How are the Chinese, Koreans, Indian able to write Steemit posts?

This looks like a rather odd question but before 2003, the internet was still not a universal place to do business. This was due to Europeans and Americans not being able to do online business with Chinese, Koreans and other countries with exotic languages. 

We are now going into the rabbit hole of the post that I wrote yesterday on Binary - All Steemit posts are just numbers!

A small recap

In my previous post, I have written how our computer processor is able to display information in a readable format for humans after processing the binary digits 0 and 1 based on the ASCII table. We have also seen that 1 byte of information, which is made of 8 bits, can only represent 256 characters and symbols in all the languages in the world.

If we combine all the characters and symbols in the world, that we currently know of, it is way beyond 60 000 characters! How are we going to represent all those characters such that everyone can communicate with each other.

The history of the ASCII table

When computers were developed, we found that we needed a map to know what decimal combination we need to match the binary bits to our natural languages. 

(Credit: here)

That is how we came with the ASCII table with all symbols from the English languages being represented with those 128 characters as shown above. This ASCII table was implemented inside the computers' memory so that they can refer to the table anytime to display something on the screen.
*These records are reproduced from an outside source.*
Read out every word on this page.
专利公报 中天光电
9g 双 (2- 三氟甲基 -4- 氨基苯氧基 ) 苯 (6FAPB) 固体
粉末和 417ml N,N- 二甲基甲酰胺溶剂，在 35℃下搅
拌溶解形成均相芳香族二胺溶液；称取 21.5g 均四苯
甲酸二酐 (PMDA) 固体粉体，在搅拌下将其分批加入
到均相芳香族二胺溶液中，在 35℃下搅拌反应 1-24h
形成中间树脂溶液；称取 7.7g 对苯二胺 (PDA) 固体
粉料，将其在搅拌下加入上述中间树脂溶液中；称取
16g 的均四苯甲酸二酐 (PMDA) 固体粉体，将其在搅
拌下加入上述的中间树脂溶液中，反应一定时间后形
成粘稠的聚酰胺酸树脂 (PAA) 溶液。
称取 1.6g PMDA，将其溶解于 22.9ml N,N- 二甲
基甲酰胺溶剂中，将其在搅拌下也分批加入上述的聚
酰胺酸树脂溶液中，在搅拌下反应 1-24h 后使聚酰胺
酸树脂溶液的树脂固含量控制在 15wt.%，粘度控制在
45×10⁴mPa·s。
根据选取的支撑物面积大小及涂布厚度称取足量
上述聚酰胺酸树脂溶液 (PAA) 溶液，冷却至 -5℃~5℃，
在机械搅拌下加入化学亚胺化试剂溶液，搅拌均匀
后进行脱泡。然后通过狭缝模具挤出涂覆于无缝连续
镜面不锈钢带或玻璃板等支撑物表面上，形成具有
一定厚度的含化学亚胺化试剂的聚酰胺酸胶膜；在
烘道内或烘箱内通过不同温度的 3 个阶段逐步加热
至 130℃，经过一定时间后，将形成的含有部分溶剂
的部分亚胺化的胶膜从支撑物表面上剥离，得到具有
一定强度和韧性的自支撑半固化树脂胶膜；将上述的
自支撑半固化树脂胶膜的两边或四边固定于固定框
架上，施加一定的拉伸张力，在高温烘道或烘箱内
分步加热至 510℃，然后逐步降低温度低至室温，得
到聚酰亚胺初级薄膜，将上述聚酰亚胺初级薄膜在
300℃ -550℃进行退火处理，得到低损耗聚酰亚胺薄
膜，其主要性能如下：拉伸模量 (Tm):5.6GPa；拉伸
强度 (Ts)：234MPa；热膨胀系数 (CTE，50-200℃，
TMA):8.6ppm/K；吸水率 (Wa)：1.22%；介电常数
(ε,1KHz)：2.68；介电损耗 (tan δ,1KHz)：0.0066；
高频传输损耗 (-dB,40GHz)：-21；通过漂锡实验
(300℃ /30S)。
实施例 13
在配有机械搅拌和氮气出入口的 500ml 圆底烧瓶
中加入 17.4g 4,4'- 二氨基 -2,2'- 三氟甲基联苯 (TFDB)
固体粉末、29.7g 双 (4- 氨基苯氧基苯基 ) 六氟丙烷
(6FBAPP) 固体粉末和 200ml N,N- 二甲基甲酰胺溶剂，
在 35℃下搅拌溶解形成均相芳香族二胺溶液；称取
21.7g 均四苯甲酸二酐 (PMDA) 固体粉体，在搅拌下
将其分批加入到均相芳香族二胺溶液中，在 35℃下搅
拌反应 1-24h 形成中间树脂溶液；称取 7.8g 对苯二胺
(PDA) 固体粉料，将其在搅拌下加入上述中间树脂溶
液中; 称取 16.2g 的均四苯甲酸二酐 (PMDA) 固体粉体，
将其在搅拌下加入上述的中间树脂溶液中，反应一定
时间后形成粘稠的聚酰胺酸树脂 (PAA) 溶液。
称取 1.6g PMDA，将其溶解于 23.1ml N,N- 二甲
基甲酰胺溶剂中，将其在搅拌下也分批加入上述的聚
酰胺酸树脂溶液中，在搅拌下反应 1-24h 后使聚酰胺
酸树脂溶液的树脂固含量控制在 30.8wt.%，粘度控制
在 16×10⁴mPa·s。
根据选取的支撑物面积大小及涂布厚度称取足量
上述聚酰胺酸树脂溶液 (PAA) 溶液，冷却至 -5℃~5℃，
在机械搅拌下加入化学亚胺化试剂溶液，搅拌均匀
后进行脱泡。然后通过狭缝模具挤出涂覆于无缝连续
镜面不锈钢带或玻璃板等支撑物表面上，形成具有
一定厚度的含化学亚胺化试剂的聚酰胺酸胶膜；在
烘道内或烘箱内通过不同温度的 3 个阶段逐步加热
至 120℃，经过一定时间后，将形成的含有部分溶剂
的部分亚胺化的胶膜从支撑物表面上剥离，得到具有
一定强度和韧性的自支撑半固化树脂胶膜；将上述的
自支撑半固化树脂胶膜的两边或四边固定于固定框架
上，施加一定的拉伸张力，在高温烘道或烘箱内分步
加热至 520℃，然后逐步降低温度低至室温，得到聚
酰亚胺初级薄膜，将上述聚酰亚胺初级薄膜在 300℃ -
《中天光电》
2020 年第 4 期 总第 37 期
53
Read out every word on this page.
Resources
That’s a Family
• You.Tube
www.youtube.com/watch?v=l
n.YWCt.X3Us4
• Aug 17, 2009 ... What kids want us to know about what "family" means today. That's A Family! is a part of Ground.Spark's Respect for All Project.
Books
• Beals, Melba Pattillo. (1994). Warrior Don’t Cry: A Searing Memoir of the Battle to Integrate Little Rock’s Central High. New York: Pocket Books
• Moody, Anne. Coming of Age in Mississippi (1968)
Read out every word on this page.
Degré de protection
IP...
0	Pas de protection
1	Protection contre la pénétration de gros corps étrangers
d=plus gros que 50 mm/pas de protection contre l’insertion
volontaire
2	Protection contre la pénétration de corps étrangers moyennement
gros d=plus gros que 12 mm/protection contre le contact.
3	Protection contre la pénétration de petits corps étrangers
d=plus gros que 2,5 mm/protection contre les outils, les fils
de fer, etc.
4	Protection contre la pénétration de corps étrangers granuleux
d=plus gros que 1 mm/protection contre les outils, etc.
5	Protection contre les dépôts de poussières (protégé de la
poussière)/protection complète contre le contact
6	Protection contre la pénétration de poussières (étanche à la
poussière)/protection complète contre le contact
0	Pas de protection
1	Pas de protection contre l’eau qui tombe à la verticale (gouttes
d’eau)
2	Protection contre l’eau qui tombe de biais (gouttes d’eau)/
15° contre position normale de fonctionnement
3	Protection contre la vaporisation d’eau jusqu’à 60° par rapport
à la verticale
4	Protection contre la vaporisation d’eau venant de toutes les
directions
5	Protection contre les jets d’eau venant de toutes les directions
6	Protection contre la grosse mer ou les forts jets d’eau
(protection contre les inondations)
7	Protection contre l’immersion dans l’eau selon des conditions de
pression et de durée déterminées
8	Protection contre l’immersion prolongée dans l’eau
Likewise, the Chinese, Korean, Indian, Hebrew and many other languages created their own ASCII tables to represent their own language in their computers.

In this sense, a Chinese computer could interact and understand another Chinese computer but a Chinese computer and an Indian computer would not have been able to understand each other.

Here is an example that I created using the latest post of @elizacheng post titled Steepshot - My lunch with Team Malaysia / 我和大马队的午餐.

Below is part of the original text as we see today on our browser:

Before the year 2000, if a computer from America would have seen the same post, it would have looked like this (this is no joke!):

As you can see, all the Chinese characters have been replaced by squares or other characters present in the ASCII table. Hence as each computer in a country implemented their own ASCII table, sending information across borders was not possible.

If a Chinese guy bought a computer in America and received a document from Chinese origin, he would not have been able to read that document. That Chinese guy in America would have to order a computer in China and have it delivered to his place in America to be able to view the document.

Resolving the problem of ASCII tables

In order to make the Internet a truly international place, a unified table with all characters need to be made. Problem is with 8 bits or 1 byte of data, you can store only 256 characters. How do we include the Indians, Korean, Chinese and Hebrew?

This is where the development of the Unicode character set was developed and later implemented by Unicode Transformation Format (8 bits) UTF-8. Instead of having all characters limited to 8 bits, the international community devised a way to have characters to be 16, 32 and 64 bits also.

So instead of storing the data in decimal like before, they will store the information in hexadecimal. The simple reason is that it allows for more characters to be stored on the character map.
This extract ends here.